Chaque jour, dans les marges de son journal intime, Hans Christian Andersen notait le nombre de fois où il se masturbait, accompagné de quelques appréciations. Le metteur en scène québecquois, qui avait lu ses cent cinquante sept contes, tenait une piste. Le Danemark lui avait commandé une œuvre pour fêter le bicentenaire d'Andersen, alors Robert Lepage nous conte l'histoire d'une commande faite par le Royaume du Danemark à un certain Frédéric Lapointe. Après un long accord d'orchestre qui se joue pendant qu'entre le public, on commence avec le théâtre dans le théâtre comme existe ailleurs le film dans le film. Suit une fantasmagorie, un travail d'illusionniste, une merveilleuse évocation d'un monde impitoyable, une explosion de lumière, d'intelligence et d'humour. Le metteur en scène, dont le rôle unique a été repris à Chaillot par le formidable Yves Jacques, se sert des nouvelles technologies pour rénover la machinerie de théâtre comme il réfléchit toutes les ressources sociales et psychologiques de notre contemporanéité.
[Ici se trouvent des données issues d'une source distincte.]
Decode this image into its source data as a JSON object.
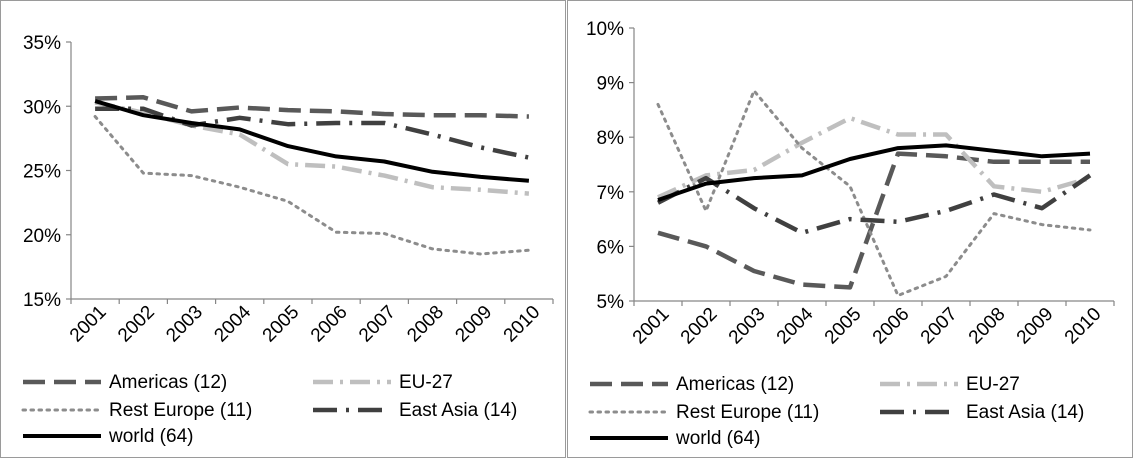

C'est un éblouissement, dans tous les sens du terme. La publication du texte de la pièce accompagné d'un dvd qui tient lieu de making of m'avait donné envie de voir Le projet Andersen. Avec son équipe d'Ex Machina, Lepage a su s'entourer de scénographes et de scientifiques qui inventent des dispositifs plus épatants les uns que les autres comme cet écran creux qui absorbe l'acteur vivant. Dévoiler quoi que ce soit de la pièce qui se joue jusqu'au 28 décembre serait un crime. Comment peut-on déflorer une histoire ! Le projet Andersen est un enchantement. Réservez vos places de ce conte pour adultes dès aujourd'hui, s'il en reste.

D'autant que le théâtre sera bientôt interdit de cité à Chaillot au profit exclusif de la danse si l'on en croit la cheftaine d'un Ministère qui n'en aurait lui-même plus pour longtemps, si l'on suit les désirs de sa petite majesté, roi des Français. Sinon, Le projet Andersen sera en tournée dans de nombreuses villes de province.
Plus excitant et pour mémoire, Robert Lepage, qui met également en scène des opéras, est un cinéaste exceptionnel et La face cachée de la lune est probablement le film qui m'a le plus emballé depuis des années.